Pus7, known as pseudouridine synthase 7, is a crucial enzyme responsible for the pseudouridylation of RNA, an important post-transcriptional modification. Pseudouridine is the most frequent epitranscriptomic modification, and Pus7-mediated pseudouridylation impacts various biological functions such as translational control, which is vital for processes like stem cell commitment during embryogenesis [4].

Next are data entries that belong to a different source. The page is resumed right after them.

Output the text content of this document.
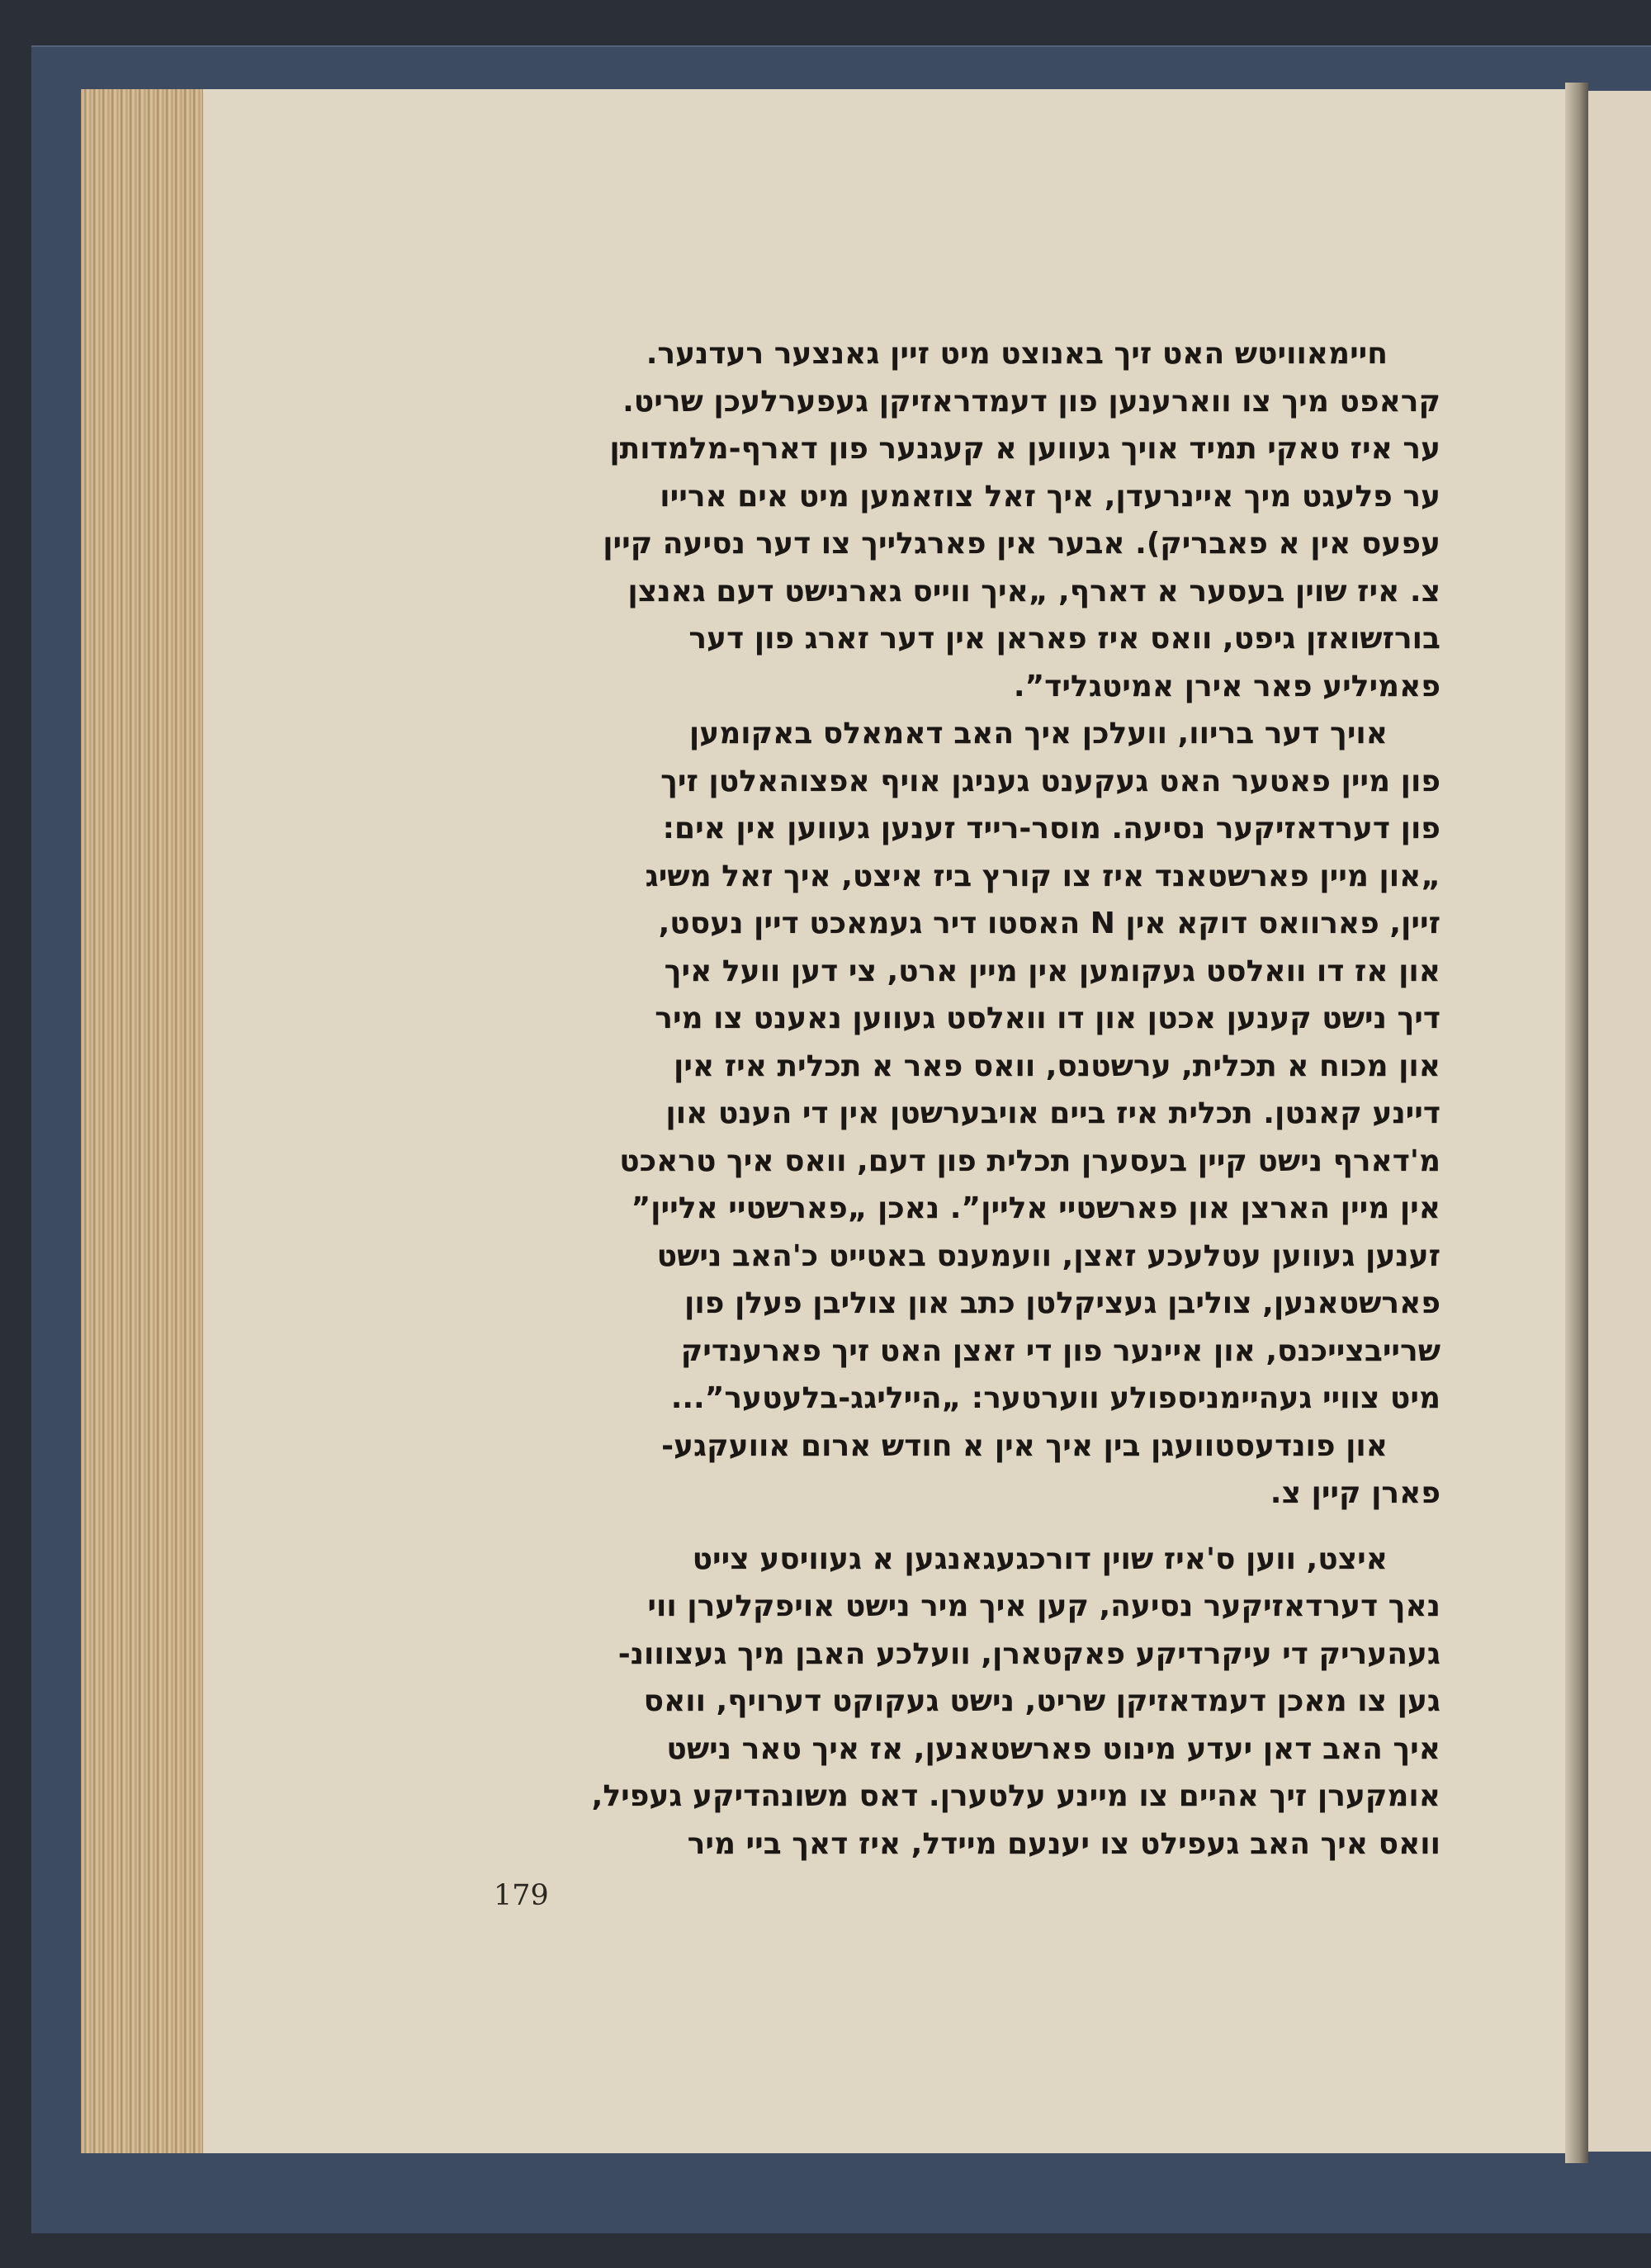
חיימאוויטש האט זיך באנוצט מיט זיין גאנצער רעדנער.
קראפט מיך צו ווארענען פון דעמדראזיקן געפערלעכן שריט.
ער איז טאקי תמיד אויך געווען א קעגנער פון דארף-מלמדותן
ער פלעגט מיך איינרעדן, איך זאל צוזאמען מיט אים ארייו
עפעס אין א פאבריק). אבער אין פארגלייך צו דער נסיעה קיין
צ. איז שוין בעסער א דארף, „איך ווייס גארנישט דעם גאנצן
בורזשואזן גיפט, וואס איז פאראן אין דער זארג פון דער
פאמיליע פאר אירן אמיטגליד”.
אויך דער בריוו, וועלכן איך האב דאמאלס באקומען
פון מיין פאטער האט געקענט געניגן אויף אפצוהאלטן זיך
פון דערדאזיקער נסיעה. מוסר-רייד זענען געווען אין אים:
„און מיין פארשטאנד איז צו קורץ ביז איצט, איך זאל משיג
זיין, פארוואס דוקא אין N האסטו דיר געמאכט דיין נעסט,
און אז דו וואלסט געקומען אין מיין ארט, צי דען וועל איך
דיך נישט קענען אכטן און דו וואלסט געווען נאענט צו מיר
און מכוח א תכלית, ערשטנס, וואס פאר א תכלית איז אין
דיינע קאנטן. תכלית איז ביים אויבערשטן אין די הענט און
מ'דארף נישט קיין בעסערן תכלית פון דעם, וואס איך טראכט
אין מיין הארצן און פארשטיי אליין”. נאכן „פארשטיי אליין”
זענען געווען עטלעכע זאצן, וועמענס באטייט כ'האב נישט
פארשטאנען, צוליבן געציקלטן כתב און צוליבן פעלן פון
שרייבצייכנס, און איינער פון די זאצן האט זיך פארענדיק
מיט צוויי געהיימניספולע ווערטער: „הייליגג-בלעטער”...
און פונדעסטוועגן בין איך אין א חודש ארום אוועקגע-
פארן קיין צ.
איצט, ווען ס'איז שוין דורכגעגאנגען א געוויסע צייט
נאך דערדאזיקער נסיעה, קען איך מיר נישט אויפקלערן ווי
געהעריק די עיקרדיקע פאקטארן, וועלכע האבן מיך געצווונ-
גען צו מאכן דעמדאזיקן שריט, נישט געקוקט דערויף, וואס
איך האב דאן יעדע מינוט פארשטאנען, אז איך טאר נישט
אומקערן זיך אהיים צו מיינע עלטערן. דאס משונהדיקע געפיל,
וואס איך האב געפילט צו יענעם מיידל, איז דאך ביי מיר
179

In glioblastoma, high Pus7 expression is associated with worse patient survival, and its expression and catalytic activity are required for glioblastoma stem cell tumorigenesis. Targeting Pus7 can suppress tRNA pseudouridylation and tumorigenesis, extending the lifespan of tumor-bearing mice [1]. In gastric cancer, Pus7 is reduced in tumor tissues, and its catalytic activity inhibits cell proliferation and tumor growth by enhancing the translation efficiency of ALKBH3 mRNA through pseudouridylation [2]. In colorectal cancer, Pus7 promotes cell proliferation by directly stabilizing SIRT1 to activate the Wnt/β-catenin pathway, and its overexpression, facilitated by HSP90, promotes metastasis via regulating LASP1 abundance [3,6]. Also, Pus7 deficiency in human patients causes a neurodevelopmental phenotype due to dysregulated protein translation [5].

In conclusion, Pus7 plays essential roles in various biological processes and diseases. Through functional studies, especially those using gene-related models (although specific KO/CKO mouse models are not detailed in the provided references), it has been revealed that Pus7 is involved in tumorigenesis of multiple cancers and neurodevelopmental processes. Understanding Pus7's functions provides potential therapeutic targets for these disease areas.